The YOCO architecture represents an interesting approach to improving the efficiency of language models, and the researchers' results suggest that it can be a viable alternative to traditional encoder-decoder architectures. However, there are a few potential limitations and areas for further research that could be explored:

- The caching mechanism introduced in YOCO may not be effective for all types of language modeling tasks, particularly those that require more complex interactions between the input and output sequences. [LLOCO: Learning Long Contexts Offline](https://aimodels.fyi/papers/arxiv/lloco-learning-long-contexts-offline) and [SNAP-KV: LLM Knows What You Are Looking](https://aimodels.fyi/papers/arxiv/snapkv-llm-knows-what-you-are-looking) have explored alternative approaches to handling long-range dependencies in language models.

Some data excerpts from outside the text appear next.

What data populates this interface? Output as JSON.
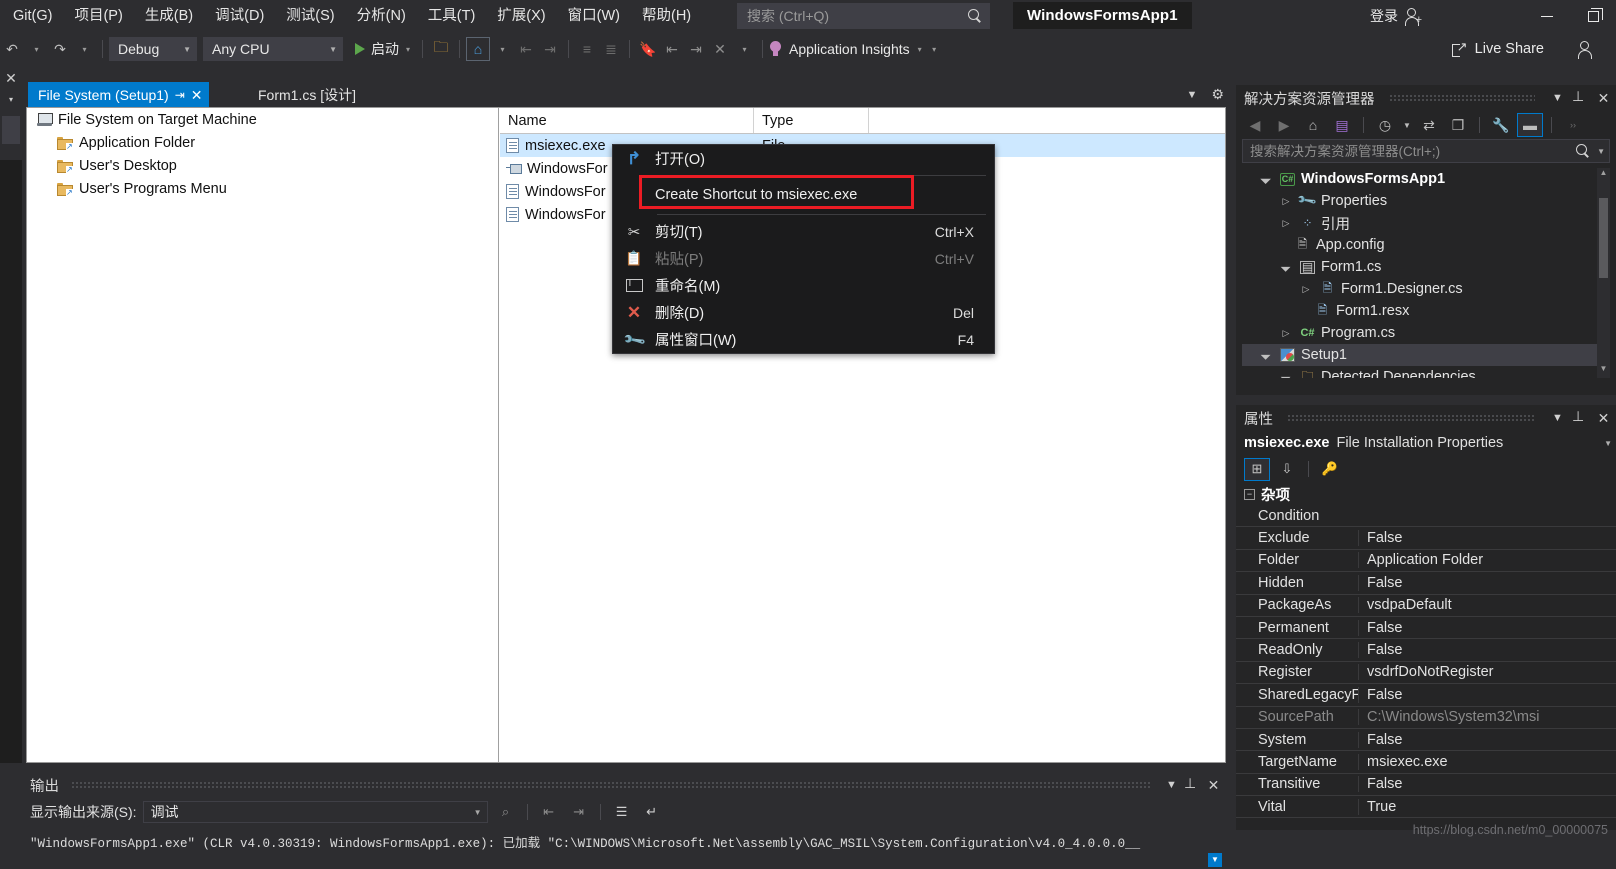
{
  "titlebar": {
    "menu": [
      "Git(G)",
      "项目(P)",
      "生成(B)",
      "调试(D)",
      "测试(S)",
      "分析(N)",
      "工具(T)",
      "扩展(X)",
      "窗口(W)",
      "帮助(H)"
    ],
    "search_placeholder": "搜索 (Ctrl+Q)",
    "search_value": "",
    "app_title": "WindowsFormsApp1",
    "signin_label": "登录",
    "minimize_tip": "—",
    "restore_tip": "❐"
  },
  "toolbar": {
    "config_value": "Debug",
    "platform_value": "Any CPU",
    "start_label": "启动",
    "app_insights_label": "Application Insights",
    "live_share_label": "Live Share"
  },
  "tabs": [
    {
      "label": "File System (Setup1)",
      "active": true
    },
    {
      "label": "Form1.cs [设计]",
      "active": false
    }
  ],
  "designer": {
    "tree": [
      {
        "label": "File System on Target Machine",
        "icon": "computer-icon",
        "level": 0
      },
      {
        "label": "Application Folder",
        "icon": "folder-icon",
        "level": 1
      },
      {
        "label": "User's Desktop",
        "icon": "folder-icon",
        "level": 1
      },
      {
        "label": "User's Programs Menu",
        "icon": "folder-icon",
        "level": 1
      }
    ],
    "columns": [
      "Name",
      "Type"
    ],
    "rows": [
      {
        "name": "msiexec.exe",
        "type": "File",
        "icon": "file-icon",
        "selected": true
      },
      {
        "name": "WindowsFor",
        "type": "",
        "icon": "shortcut-icon",
        "selected": false
      },
      {
        "name": "WindowsFor",
        "type": "",
        "icon": "file-icon",
        "selected": false
      },
      {
        "name": "WindowsFor",
        "type": "",
        "icon": "file-icon",
        "selected": false
      }
    ]
  },
  "context_menu": {
    "highlight_color": "#ec1c24",
    "items": [
      {
        "label": "打开(O)",
        "shortcut": "",
        "icon": "open-arrow-icon",
        "disabled": false
      },
      {
        "label": "Create Shortcut to msiexec.exe",
        "shortcut": "",
        "icon": "",
        "disabled": false,
        "highlighted": true
      },
      {
        "label": "剪切(T)",
        "shortcut": "Ctrl+X",
        "icon": "scissors-icon",
        "disabled": false
      },
      {
        "label": "粘贴(P)",
        "shortcut": "Ctrl+V",
        "icon": "paste-icon",
        "disabled": true
      },
      {
        "label": "重命名(M)",
        "shortcut": "",
        "icon": "rename-icon",
        "disabled": false
      },
      {
        "label": "删除(D)",
        "shortcut": "Del",
        "icon": "delete-icon",
        "disabled": false
      },
      {
        "label": "属性窗口(W)",
        "shortcut": "F4",
        "icon": "wrench-icon",
        "disabled": false
      }
    ]
  },
  "solution_explorer": {
    "title": "解决方案资源管理器",
    "search_placeholder": "搜索解决方案资源管理器(Ctrl+;)",
    "search_value": "",
    "tree": [
      {
        "label": "WindowsFormsApp1",
        "indent": 1,
        "expander": "open",
        "icon": "csharp-project-icon",
        "bold": true,
        "selected": false
      },
      {
        "label": "Properties",
        "indent": 2,
        "expander": "closed",
        "icon": "properties-icon",
        "bold": false,
        "selected": false
      },
      {
        "label": "引用",
        "indent": 2,
        "expander": "closed",
        "icon": "references-icon",
        "bold": false,
        "selected": false
      },
      {
        "label": "App.config",
        "indent": 3,
        "expander": "none",
        "icon": "config-file-icon",
        "bold": false,
        "selected": false
      },
      {
        "label": "Form1.cs",
        "indent": 2,
        "expander": "open",
        "icon": "form-icon",
        "bold": false,
        "selected": false
      },
      {
        "label": "Form1.Designer.cs",
        "indent": 3,
        "expander": "closed",
        "icon": "designer-file-icon",
        "bold": false,
        "selected": false
      },
      {
        "label": "Form1.resx",
        "indent": 4,
        "expander": "none",
        "icon": "resx-file-icon",
        "bold": false,
        "selected": false
      },
      {
        "label": "Program.cs",
        "indent": 2,
        "expander": "closed",
        "icon": "csharp-file-icon",
        "bold": false,
        "selected": false
      },
      {
        "label": "Setup1",
        "indent": 1,
        "expander": "open",
        "icon": "setup-project-icon",
        "bold": false,
        "selected": true
      },
      {
        "label": "Detected Dependencies",
        "indent": 2,
        "expander": "open",
        "icon": "folder-yellow-icon",
        "bold": false,
        "selected": false
      }
    ]
  },
  "properties": {
    "title": "属性",
    "object_name": "msiexec.exe",
    "object_type": "File Installation Properties",
    "category": "杂项",
    "rows": [
      {
        "key": "Condition",
        "value": "",
        "dim": false
      },
      {
        "key": "Exclude",
        "value": "False",
        "dim": false
      },
      {
        "key": "Folder",
        "value": "Application Folder",
        "dim": false
      },
      {
        "key": "Hidden",
        "value": "False",
        "dim": false
      },
      {
        "key": "PackageAs",
        "value": "vsdpaDefault",
        "dim": false
      },
      {
        "key": "Permanent",
        "value": "False",
        "dim": false
      },
      {
        "key": "ReadOnly",
        "value": "False",
        "dim": false
      },
      {
        "key": "Register",
        "value": "vsdrfDoNotRegister",
        "dim": false
      },
      {
        "key": "SharedLegacyF",
        "value": "False",
        "dim": false
      },
      {
        "key": "SourcePath",
        "value": "C:\\Windows\\System32\\msi",
        "dim": true
      },
      {
        "key": "System",
        "value": "False",
        "dim": false
      },
      {
        "key": "TargetName",
        "value": "msiexec.exe",
        "dim": false
      },
      {
        "key": "Transitive",
        "value": "False",
        "dim": false
      },
      {
        "key": "Vital",
        "value": "True",
        "dim": false
      }
    ]
  },
  "output": {
    "title": "输出",
    "source_label": "显示输出来源(S):",
    "source_value": "调试",
    "line": "\"WindowsFormsApp1.exe\" (CLR v4.0.30319: WindowsFormsApp1.exe): 已加载 \"C:\\WINDOWS\\Microsoft.Net\\assembly\\GAC_MSIL\\System.Configuration\\v4.0_4.0.0.0__"
  },
  "watermark": "https://blog.csdn.net/m0_00000075"
}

- The YOCO architecture may also be less effective for tasks that require more dynamic or flexible processing of the input, such as [MO-YOLO: End-to-End Multiple Object](https://aimodels.fyi/papers/arxiv/mo-yolo-end-to-end-multiple-object) detection or other multi-task learning scenarios.

- It would be interesting to see how the YOCO architecture compares to other decoder-only models, such as the ones explored in [Towards Smaller, Faster Decoder-Only Transformers](https://aimodels.fyi/papers/arxiv/towards-smallers-faster-decoder-only-transformers-architectural), in terms of performance, efficiency, and scalability.

Overall, the YOCO architecture represents a promising approach to improving the efficiency of language models, and the researchers' work provides valuable insights into the design and optimization of these important AI systems.

## Conclusion

The YOCO architecture introduced in this paper represents a novel approach to improving the efficiency and performance of language models. By caching the encoder outputs and reusing them during the decoding process, YOCO can reduce the computational cost and memory footprint of language models, making them more scalable and practical for real-world applications.

While the YOCO architecture may not be a perfect solution for all language modeling tasks, the researchers' work highlights the importance of continued innovation in this field. As AI systems become more powerful and ubiquitous, it is crucial that we find ways to make them more efficient and sustainable, without sacrificing their performance or capabilities. The YOCO architecture is a promising step in this direction, and it will be interesting to see how it evolves and is applied in future language modeling research and applications.